Handles maps, which can overlap at the map level (two inputs can hold a map column named `m`, say), but the map members must be disjoint. Applies the same rule recursively to nested maps.

Maps must be built with members in the same order as the corresponding schema. Though maps are usually thought of as unordered name/value pairs, they are actually tuples, with both a name and a defined ordering.

This code uses a name lookup in maps because the semantics of maps do not guarantee a uniform numbering of members from 0 to n-1, where {code n} is the number of map members. Map members are ordered, but the ordinal used by the map vector is not necessarily sequential.

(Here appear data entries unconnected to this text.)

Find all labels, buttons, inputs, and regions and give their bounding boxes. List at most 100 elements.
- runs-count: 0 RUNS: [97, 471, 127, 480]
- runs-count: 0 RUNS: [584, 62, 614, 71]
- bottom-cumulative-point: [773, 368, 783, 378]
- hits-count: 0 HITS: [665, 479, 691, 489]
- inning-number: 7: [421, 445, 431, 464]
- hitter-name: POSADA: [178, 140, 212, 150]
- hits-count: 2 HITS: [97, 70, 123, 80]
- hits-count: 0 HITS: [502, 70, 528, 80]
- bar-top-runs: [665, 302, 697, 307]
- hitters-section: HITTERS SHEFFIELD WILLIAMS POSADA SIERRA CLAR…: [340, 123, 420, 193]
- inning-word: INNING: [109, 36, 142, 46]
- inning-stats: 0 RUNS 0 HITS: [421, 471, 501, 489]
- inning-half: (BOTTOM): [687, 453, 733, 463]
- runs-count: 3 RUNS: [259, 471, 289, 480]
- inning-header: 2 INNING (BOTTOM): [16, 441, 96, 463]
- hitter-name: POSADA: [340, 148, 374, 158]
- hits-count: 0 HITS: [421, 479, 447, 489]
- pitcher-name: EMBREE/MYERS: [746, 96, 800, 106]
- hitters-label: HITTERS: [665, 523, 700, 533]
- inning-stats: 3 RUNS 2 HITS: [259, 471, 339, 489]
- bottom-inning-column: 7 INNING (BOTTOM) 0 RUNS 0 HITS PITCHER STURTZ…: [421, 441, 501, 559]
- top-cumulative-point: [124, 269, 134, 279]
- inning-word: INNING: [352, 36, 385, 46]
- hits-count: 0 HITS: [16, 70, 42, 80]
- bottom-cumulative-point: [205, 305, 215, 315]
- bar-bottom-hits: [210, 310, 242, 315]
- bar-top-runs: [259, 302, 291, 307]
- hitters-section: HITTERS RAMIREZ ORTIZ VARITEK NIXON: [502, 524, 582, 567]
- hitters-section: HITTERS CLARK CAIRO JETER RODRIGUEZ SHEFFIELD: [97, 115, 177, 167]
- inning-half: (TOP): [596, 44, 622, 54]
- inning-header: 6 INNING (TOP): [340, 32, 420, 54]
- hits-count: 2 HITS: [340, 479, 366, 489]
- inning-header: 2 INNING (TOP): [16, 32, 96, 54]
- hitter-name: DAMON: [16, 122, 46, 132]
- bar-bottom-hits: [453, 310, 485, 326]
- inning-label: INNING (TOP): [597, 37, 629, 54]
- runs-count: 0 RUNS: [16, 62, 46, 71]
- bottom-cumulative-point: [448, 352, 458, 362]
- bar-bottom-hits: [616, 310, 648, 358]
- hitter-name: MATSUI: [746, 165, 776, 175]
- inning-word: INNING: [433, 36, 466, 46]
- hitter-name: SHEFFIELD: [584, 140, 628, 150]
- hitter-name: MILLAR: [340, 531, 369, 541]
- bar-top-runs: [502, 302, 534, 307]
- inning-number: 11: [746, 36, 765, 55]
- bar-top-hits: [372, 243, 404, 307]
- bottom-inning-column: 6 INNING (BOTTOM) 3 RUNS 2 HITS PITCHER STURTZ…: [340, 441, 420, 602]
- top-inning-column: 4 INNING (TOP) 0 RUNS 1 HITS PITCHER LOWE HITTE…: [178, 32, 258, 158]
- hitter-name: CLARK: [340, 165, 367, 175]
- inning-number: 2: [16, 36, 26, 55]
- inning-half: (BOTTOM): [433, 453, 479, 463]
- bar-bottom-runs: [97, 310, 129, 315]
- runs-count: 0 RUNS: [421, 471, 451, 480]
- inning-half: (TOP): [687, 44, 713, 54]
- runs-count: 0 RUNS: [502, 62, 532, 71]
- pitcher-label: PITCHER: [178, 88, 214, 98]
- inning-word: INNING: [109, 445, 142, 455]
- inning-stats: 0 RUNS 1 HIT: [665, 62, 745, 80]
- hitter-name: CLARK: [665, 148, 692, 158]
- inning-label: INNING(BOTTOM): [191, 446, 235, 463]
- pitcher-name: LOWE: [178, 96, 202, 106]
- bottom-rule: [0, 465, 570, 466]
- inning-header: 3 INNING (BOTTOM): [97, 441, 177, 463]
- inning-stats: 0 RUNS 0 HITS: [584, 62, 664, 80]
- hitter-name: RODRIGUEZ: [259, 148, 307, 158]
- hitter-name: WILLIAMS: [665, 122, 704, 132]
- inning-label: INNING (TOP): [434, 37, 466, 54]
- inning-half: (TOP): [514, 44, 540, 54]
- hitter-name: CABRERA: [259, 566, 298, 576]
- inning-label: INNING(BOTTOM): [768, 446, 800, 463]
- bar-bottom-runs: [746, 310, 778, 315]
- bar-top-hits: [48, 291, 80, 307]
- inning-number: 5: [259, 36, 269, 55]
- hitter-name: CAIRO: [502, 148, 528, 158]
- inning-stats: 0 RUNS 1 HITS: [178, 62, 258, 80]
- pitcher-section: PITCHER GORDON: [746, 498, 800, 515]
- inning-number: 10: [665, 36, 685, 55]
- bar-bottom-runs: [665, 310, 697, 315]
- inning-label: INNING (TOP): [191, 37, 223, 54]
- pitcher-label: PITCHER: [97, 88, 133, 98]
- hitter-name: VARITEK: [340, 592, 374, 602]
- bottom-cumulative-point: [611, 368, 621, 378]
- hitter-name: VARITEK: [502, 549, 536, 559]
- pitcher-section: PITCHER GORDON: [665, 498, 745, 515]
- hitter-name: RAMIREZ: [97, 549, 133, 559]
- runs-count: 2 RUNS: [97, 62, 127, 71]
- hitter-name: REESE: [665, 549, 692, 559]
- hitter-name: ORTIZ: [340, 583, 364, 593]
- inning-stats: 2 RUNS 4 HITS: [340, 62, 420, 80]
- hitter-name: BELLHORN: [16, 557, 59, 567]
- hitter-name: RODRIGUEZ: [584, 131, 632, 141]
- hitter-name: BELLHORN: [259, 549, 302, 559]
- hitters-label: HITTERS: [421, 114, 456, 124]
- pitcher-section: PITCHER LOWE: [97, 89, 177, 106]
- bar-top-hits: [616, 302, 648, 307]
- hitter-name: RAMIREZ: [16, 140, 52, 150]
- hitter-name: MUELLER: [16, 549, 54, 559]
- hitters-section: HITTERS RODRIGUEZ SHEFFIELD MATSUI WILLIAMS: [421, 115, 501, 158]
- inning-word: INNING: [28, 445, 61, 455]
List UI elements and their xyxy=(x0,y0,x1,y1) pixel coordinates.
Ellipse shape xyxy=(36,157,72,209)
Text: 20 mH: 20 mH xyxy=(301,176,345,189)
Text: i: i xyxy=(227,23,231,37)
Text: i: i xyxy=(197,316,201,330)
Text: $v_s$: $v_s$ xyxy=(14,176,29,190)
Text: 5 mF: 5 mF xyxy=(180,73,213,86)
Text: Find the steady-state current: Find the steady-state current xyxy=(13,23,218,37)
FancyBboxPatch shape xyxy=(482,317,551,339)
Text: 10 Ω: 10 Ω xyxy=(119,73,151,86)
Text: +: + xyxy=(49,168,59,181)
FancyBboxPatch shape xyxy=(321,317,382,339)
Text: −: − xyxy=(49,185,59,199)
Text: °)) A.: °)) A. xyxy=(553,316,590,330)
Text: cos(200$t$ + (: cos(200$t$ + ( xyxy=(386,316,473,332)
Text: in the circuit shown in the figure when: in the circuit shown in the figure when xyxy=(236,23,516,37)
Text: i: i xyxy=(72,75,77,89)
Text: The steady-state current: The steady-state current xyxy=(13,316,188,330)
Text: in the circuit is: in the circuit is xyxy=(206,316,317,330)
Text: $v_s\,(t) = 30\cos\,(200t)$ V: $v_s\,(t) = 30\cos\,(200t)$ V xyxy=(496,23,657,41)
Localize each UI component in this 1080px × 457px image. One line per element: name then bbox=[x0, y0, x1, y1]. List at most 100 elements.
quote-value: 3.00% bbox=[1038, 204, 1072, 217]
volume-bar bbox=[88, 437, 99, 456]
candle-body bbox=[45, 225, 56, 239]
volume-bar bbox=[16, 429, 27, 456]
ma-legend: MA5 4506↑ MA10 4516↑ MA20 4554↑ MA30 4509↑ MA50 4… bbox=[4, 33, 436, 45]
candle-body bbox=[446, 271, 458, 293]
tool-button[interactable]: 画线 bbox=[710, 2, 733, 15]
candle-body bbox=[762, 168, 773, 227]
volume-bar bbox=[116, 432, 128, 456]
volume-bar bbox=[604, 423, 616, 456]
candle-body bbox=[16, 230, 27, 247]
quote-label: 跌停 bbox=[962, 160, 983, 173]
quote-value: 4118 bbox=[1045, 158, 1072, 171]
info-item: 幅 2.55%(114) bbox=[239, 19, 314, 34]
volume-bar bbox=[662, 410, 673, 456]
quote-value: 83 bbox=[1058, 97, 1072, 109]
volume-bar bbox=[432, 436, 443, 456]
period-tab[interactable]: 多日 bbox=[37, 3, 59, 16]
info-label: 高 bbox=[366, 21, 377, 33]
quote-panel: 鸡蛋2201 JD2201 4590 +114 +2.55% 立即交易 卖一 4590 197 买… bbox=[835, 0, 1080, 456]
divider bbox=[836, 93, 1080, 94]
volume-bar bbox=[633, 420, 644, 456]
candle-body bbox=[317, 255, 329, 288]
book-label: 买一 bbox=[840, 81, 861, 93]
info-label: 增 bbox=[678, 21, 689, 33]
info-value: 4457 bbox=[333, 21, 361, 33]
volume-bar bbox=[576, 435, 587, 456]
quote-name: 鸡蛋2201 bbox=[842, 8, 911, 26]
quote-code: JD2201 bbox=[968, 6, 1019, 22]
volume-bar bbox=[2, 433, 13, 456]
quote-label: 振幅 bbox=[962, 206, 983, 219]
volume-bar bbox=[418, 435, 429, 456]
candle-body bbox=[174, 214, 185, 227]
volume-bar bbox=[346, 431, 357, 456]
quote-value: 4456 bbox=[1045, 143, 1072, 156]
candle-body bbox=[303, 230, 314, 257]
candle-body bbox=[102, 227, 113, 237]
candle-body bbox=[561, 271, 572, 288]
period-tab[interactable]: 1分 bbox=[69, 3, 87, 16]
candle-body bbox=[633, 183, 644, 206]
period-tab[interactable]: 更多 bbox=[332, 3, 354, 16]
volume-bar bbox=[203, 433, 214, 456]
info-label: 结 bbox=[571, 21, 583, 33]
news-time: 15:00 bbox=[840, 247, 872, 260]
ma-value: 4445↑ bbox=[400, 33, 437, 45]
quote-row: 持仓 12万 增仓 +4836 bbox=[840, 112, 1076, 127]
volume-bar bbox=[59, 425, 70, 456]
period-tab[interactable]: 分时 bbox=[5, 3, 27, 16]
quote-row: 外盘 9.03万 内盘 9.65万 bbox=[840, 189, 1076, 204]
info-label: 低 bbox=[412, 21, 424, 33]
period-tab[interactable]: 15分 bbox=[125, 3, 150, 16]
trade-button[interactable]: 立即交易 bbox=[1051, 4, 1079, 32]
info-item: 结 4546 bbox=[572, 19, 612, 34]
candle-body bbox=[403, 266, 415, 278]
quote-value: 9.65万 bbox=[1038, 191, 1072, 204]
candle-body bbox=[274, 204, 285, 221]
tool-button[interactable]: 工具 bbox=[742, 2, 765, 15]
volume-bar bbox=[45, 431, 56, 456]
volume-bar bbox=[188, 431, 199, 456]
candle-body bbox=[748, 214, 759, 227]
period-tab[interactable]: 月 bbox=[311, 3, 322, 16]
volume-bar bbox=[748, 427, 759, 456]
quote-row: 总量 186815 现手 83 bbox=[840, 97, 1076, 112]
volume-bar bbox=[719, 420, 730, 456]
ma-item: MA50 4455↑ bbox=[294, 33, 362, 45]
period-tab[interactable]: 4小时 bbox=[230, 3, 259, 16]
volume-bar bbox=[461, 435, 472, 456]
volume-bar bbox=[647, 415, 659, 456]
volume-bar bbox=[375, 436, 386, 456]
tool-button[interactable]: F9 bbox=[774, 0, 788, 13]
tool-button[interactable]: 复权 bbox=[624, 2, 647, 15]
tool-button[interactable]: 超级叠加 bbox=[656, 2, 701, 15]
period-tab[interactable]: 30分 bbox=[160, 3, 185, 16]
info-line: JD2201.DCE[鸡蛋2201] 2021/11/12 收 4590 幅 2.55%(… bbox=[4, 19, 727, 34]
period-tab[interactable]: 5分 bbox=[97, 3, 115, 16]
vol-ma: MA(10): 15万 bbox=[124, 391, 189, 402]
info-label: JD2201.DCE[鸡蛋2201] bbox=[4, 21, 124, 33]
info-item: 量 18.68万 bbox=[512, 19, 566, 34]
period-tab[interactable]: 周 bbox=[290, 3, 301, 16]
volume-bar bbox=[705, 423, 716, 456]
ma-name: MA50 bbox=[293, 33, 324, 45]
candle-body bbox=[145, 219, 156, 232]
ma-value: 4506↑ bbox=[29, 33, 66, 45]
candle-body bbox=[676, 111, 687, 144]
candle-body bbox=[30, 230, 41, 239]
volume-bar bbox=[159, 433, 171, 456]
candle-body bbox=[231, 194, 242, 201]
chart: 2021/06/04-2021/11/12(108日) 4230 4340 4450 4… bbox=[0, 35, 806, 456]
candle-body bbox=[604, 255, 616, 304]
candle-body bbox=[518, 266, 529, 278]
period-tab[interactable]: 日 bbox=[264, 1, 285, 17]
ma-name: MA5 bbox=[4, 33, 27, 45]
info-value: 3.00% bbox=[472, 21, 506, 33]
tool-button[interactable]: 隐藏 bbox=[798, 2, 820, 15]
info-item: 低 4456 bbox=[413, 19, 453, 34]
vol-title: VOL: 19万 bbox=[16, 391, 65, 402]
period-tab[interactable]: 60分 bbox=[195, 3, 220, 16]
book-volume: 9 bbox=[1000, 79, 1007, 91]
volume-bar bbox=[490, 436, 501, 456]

Once the output container is built, the same value vectors reside in the input and output containers. This works because Drill requires vector persistence: the same vectors must be presented downstream in every batch until a schema change occurs.

Projection

To visualize projection, assume we have numbered table columns, lettered implicit, null or partition columns:

 [ 1 | 2 | 3 | 4 ]    Table columns in table order
 [ A | B | C ]        Static columns
 
Now, we wish to project them into select order. Let's say that the SELECT clause looked like this, with "t" indicating table columns:

 SELECT t2, t3, C, B, t1, A, t2 ...
 
Then the projection looks like this:

 [ 2 | 3 | C | B | 1 | A | 2 ]
 
Often, not all table columns are projected. In this case, the result set loader presents the full table schema to the reader, but actually writes only the projected columns. Suppose we have:

 SELECT t3, C, B, t1, A ...
 
Then the abbreviated table schema looks like this:

 [ 1 | 3 ]
Note that table columns retain their table ordering. The projection looks like this:

 [ 2 | C | B | 1 | A ]
 

The projector is created once per schema, then can be reused for any number of batches.

Merging is done in one of two ways, depending on the input source:

  • For the table loader, the merger discards any data in the output, then exchanges the buffers from the input columns to the output, leaving projected columns empty. Note that unprojected columns must be cleared by the caller.
  • For implicit and null columns, the output vector is identical to the input vector.
  • Constructor Details

  • Method Details

    • defineSourceBatchMapping

      protected void defineSourceBatchMapping(TupleMetadata schema, int source)
      Define the mapping for one of the sources. Mappings are stored in output order as a set of (source, offset) pairs.
    • getVector

      public ValueVector getVector(org.apache.drill.exec.physical.impl.scan.v3.lifecycle.OutputBatchBuilder.VectorSource source)
    • load

      public void load(int rowCount)
    • outputContainer

      public VectorContainer outputContainer()
    • close

      public void close()
      Release per-reader resources. Does not release the actual value vectors as those reside in a cache.